Rockwool Insulation

Rockwool Insulation
Rockwool Insulation Batts

Rockwool is a mineral wool insulation made from recycled steel slag (a byproduct of steel production) and natural rock such as basalt, limestone, or diabase. Mineral wool manufactured primarily from steel slag is also referred to as slag wool.

Rockwool Performance:

Rockwool insulation has typical R-values of between 2.8 to 3.7 per inch. Its higher density of rock and slag wool insulation allows it to achieve higher R-values than cellulose or foam insulation when installed in wall cavities or attic spaces.

There are three primary forms of mineral or rockwool insulation, blown-in, batt insulation, and rigid foam board insulation. Let's take a look at what each type can offer your green home.

Blown-In Rockwool Insulation:

Blown-in rockwool insulation can be used in either enclosed cavities such as walls or unenclosed spaces like attics.
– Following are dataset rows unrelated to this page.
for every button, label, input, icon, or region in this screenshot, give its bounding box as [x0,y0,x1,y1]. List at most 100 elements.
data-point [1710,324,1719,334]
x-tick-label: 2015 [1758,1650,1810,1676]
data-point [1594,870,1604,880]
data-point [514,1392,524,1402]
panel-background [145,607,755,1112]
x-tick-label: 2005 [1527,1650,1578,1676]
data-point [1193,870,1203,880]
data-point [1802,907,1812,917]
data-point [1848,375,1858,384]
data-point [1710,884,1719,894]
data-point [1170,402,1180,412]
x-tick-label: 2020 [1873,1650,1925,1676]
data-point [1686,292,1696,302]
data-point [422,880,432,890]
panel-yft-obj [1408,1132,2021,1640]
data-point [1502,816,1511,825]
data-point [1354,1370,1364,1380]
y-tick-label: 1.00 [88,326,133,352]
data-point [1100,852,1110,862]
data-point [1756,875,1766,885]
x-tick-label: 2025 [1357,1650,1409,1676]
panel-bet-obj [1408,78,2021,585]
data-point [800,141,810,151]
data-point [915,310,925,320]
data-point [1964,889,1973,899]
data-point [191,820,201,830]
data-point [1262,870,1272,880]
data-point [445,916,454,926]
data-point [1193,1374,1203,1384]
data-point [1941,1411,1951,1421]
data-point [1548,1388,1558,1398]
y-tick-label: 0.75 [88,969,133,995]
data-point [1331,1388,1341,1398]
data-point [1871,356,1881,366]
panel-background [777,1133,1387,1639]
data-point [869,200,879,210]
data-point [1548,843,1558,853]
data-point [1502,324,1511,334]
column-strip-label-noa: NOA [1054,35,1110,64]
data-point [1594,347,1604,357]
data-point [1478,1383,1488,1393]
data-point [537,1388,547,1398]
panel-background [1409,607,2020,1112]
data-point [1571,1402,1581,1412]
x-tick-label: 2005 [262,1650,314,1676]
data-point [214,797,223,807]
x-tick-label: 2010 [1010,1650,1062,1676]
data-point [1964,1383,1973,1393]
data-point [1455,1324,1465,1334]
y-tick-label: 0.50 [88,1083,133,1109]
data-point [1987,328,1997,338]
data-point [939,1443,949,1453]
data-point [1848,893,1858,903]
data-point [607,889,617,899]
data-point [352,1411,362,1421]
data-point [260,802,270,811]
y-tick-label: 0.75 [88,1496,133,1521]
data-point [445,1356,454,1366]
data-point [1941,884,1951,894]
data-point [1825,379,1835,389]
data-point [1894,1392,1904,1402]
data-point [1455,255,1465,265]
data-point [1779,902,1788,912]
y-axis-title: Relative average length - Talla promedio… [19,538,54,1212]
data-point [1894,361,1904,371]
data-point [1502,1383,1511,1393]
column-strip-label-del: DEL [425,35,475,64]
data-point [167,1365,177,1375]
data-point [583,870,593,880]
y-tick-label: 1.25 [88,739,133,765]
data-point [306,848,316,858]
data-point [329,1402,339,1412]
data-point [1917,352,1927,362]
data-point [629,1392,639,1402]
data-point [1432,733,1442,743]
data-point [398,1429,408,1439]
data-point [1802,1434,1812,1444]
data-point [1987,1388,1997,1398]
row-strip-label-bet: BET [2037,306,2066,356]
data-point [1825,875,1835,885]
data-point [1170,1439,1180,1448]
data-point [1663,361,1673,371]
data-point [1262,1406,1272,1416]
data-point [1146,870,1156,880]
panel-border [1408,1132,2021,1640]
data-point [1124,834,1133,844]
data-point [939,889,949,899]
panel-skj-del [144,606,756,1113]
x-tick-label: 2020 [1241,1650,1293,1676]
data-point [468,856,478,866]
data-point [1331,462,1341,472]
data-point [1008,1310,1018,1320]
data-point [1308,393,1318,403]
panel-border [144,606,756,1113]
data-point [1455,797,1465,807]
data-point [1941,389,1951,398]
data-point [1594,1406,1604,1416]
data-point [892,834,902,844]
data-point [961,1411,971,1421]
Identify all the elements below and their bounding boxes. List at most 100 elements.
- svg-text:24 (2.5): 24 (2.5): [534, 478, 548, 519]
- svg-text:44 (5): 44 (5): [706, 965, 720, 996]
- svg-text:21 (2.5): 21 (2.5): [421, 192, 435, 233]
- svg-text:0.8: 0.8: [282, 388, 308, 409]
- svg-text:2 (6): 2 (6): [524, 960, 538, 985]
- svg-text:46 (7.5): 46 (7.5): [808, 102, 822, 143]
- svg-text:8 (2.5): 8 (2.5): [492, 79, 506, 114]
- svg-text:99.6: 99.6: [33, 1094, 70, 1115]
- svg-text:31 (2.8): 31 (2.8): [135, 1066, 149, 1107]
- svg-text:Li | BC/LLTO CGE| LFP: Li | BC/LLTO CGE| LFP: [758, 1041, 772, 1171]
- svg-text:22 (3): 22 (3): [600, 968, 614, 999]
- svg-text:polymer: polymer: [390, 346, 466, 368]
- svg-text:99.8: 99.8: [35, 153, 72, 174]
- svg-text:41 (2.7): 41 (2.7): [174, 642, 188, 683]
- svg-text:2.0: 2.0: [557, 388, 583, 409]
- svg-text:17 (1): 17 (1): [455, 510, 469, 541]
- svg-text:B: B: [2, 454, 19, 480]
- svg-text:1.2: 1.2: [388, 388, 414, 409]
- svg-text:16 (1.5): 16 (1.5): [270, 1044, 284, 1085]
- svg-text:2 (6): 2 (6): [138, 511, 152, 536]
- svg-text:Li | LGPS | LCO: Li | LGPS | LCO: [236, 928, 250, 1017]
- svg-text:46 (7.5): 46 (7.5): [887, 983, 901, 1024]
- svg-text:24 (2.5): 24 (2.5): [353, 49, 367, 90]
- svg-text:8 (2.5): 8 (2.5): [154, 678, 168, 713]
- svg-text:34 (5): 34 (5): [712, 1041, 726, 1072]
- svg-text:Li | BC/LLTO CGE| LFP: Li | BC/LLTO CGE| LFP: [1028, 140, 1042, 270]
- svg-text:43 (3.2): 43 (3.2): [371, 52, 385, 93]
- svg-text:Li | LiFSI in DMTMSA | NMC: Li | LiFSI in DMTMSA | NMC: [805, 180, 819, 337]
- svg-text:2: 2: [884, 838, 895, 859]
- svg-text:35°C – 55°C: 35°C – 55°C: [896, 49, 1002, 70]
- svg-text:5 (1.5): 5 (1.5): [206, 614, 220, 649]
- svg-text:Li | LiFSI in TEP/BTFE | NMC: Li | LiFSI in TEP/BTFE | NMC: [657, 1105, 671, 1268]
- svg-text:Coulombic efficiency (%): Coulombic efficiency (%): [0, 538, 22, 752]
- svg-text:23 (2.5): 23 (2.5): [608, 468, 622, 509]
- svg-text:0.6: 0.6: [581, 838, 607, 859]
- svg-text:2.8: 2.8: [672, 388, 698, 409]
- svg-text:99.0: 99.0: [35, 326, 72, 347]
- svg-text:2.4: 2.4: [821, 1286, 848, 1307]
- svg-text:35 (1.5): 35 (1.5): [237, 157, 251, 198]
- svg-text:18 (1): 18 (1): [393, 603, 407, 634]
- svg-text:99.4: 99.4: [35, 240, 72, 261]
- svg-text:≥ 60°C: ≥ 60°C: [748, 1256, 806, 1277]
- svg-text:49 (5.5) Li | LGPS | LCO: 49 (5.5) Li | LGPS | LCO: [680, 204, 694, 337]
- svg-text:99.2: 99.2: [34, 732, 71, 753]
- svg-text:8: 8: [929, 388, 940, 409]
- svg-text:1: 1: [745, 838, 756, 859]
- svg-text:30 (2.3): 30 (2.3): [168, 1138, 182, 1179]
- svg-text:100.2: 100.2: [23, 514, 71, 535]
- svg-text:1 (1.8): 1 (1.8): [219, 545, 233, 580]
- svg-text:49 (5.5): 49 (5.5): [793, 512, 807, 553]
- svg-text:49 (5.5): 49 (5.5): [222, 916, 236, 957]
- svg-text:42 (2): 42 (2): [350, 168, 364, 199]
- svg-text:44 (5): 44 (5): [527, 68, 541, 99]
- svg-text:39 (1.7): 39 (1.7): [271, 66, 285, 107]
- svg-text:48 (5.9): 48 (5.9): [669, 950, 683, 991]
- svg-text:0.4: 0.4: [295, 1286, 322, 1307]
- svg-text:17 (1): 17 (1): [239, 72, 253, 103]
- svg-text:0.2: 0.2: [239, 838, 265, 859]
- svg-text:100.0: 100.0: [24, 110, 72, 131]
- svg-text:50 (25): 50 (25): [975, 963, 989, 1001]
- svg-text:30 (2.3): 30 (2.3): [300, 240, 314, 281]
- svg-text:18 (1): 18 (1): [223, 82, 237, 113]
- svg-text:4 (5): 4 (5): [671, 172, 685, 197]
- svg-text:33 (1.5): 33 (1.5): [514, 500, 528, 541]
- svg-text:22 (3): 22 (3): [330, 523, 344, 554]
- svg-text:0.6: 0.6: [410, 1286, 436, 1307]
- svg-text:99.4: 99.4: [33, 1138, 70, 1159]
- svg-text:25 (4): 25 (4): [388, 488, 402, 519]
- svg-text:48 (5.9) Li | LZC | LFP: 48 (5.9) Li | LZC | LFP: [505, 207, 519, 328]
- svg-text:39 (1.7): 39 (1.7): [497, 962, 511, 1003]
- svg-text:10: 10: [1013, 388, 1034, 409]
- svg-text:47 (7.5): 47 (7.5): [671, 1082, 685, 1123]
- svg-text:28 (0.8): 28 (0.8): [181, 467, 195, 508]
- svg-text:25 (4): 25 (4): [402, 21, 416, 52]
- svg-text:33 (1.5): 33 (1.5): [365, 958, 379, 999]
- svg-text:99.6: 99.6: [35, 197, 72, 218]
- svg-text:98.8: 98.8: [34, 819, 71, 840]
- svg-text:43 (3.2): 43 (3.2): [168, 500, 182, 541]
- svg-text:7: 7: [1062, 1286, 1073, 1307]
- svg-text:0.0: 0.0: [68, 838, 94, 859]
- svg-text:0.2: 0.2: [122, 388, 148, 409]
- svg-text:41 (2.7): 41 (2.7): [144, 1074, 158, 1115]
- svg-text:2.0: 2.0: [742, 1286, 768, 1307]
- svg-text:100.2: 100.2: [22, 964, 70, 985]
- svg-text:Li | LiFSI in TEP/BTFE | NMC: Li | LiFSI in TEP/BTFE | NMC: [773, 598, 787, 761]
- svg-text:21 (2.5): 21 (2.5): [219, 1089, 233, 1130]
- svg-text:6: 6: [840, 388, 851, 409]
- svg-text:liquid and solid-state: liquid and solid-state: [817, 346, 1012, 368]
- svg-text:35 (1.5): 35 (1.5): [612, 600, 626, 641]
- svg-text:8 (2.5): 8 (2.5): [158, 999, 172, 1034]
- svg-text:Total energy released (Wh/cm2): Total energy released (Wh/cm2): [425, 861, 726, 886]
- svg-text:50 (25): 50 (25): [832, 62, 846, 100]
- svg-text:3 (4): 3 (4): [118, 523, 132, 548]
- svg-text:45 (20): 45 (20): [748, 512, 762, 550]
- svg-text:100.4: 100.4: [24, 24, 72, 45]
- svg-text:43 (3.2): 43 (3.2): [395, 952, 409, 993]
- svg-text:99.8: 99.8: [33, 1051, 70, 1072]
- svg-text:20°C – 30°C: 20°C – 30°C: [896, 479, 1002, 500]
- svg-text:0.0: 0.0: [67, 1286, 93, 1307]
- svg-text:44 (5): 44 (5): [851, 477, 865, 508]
Blown-in rockwall insulation resists settling, which can decrease an insulations' R-value over time.

For wall cavities in existing homes, it is installed by drilling small holes between the exterior walls' framing studs and blowing it in with special equipment.

For open attic ceiling installation, a 2' x 2' opening into the attic is typically all that is required for installation.

Blown-in rockwool insulation installation is usually done by professionals who are experienced at operating the necessary special equipment and can also ensure proper density and complete coverage.

Whether you install blown-in rockwool insulation yourself or pay somebody to do it for you, make sure to avoid voids and gaps which can occur if insulation is installed at too low a density or if a cavity isn't completely filled.

Batt Type Rockwool Insulation
Rockwool Batt Insulation

Batt-Type Rockwool Insulation:

Batt is short for batting, which is a slab-shaped piece of rockwool insulation typically sold in rolls. Rockwool insulation batts can be used in unenclosed attics simply by placing them between the ceiling joints of your house. Batts are rectangular pieces 4 by 8 feet in size and are manually placed one by one until the floor of your attic space is covered completely.

Batts can also be placed in wall cavities between the framing studs during construction of your home prior to the installation of the drywall. While blown-in insulation is typically installed much quicker, batt insulation can be a better choice if doing the installation yourself. It is also much easier to remove from an attic space in the future if necessary. Rockwool batt insulation products spring back after compression during installation so that the installed performance is maintained over the lifetime of the product and the potential for gaps and spaces is reduced.

Like blown-in insulation, care should be taken that the rockwool batts are installed properly with no gaps or spaces in order to maximize the energy savings potential of any insulation.

Rigid Board Rockwool Insulation
Rockwool Insulation Board

Rigid Board Rockwool Insulation:

Rockwool fibers can also be manufactured into a rigid boardstock insulation. Unlike blow-in or batt insulation, boardstock insulation is applied directly to the interior or exterior surface. This is an excellent choice for foundation insulation. Heat loss from an uninsulated basement foundation can represent up to 50% of a home's total heat loss in an otherwise well-insulated home.

In addition to reducing heating costs, rigid rockwool boardstock insulation reduces the potential for condensation because the mineral fibers will not absorb moisture or support the growth of mildew and fungus. It also will not rot or decay.

Green Qualifications of Rockwool Insulation:

Due to its use of natural and recycled materials, rockwool insulation can be a excellent addition to a green home design. Its manufacture does not use CFC or HCFC gases which can damage the earth's protective ozone layer. It does not contain asbestos or other chemical additives. The manufacture of rockwool insulation does use phenol-urea-formaldehyde as a binding agent. While formaldehyde is a known human carcinogen, the finished product contains no free formaldehyde and its use in the home will not have any negative effect on air quality if installed properly.